Researchers conducted a retrospective study to compare the effectiveness of fentanyl and ketamine administered via Breath Actuated Nebulizer (BAN) for analgesia in the prehospital setting.
They assessed individuals who received fentanyl or ketamine via BAN for pain management in a large suburban EMS system between 03/01/2022 and 06/01/2023. The primary outcome was the change from the first to the last recorded pain score. A subgroup analysis focused on individuals with traumatic pain. Inverse Probability of Treatment Weighting (IPTW) and Propensity Score Matching (PSM) were applied to compare the treatment effects of fentanyl and ketamine via BAN among all individuals and those in the traumatic pain subgroup.

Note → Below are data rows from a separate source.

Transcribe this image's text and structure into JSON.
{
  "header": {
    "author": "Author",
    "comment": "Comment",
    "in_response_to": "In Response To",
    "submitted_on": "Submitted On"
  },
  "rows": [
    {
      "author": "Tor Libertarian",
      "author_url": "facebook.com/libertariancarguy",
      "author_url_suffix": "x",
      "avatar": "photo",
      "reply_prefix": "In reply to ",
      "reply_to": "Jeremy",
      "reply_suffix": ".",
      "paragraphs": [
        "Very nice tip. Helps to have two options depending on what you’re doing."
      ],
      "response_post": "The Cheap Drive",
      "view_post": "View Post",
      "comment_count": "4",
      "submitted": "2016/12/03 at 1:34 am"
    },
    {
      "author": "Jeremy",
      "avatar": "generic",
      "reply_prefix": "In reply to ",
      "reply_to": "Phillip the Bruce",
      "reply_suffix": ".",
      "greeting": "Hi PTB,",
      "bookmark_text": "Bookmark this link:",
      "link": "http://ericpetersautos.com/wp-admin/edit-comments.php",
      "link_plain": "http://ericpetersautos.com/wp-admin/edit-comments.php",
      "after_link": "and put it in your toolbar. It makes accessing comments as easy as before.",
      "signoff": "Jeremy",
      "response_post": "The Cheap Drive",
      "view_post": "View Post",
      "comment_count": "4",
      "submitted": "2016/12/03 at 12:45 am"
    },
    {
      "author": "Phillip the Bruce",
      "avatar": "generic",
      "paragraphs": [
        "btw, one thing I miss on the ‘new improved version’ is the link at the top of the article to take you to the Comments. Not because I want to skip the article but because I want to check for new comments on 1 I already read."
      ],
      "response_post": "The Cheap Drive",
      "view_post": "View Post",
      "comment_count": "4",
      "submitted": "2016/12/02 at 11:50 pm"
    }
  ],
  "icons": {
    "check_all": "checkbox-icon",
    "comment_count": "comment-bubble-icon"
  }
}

The results showed that among 1,480 individuals, 1,317 (89.0%) received fentanyl, and 163 (11.0%) received ketamine via BAN. The unadjusted mean pain score change was −2.9 (SD 3.0) for fentanyl and −3.5 (SD 3.4) for ketamine. Propensity score analyses discovered no significant difference in pain score change between fentanyl and ketamine for all individuals (mean difference, IPTW: -0.45, 95% CI -1.18 to 0.28; PSM: -0.36, 95% CI -0.93 to 0.21). However, subgroup analysis of individuals with traumatic pain showed significantly greater pain reduction with ketamine compared to fentanyl (unadjusted: -1.37, 95% CI -2.20 to -0.54; IPTW: -1.10, 95% CI -1.96 to -0.23; PSM: -0.92, 95% CI -1.17 to -0.12).
Investigators concluded that there was no difference in analgesic effectiveness between fentanyl and ketamine, but ketamine via BAN provided greater pain relief for traumatic pain, making it a viable option for prehospital pain management.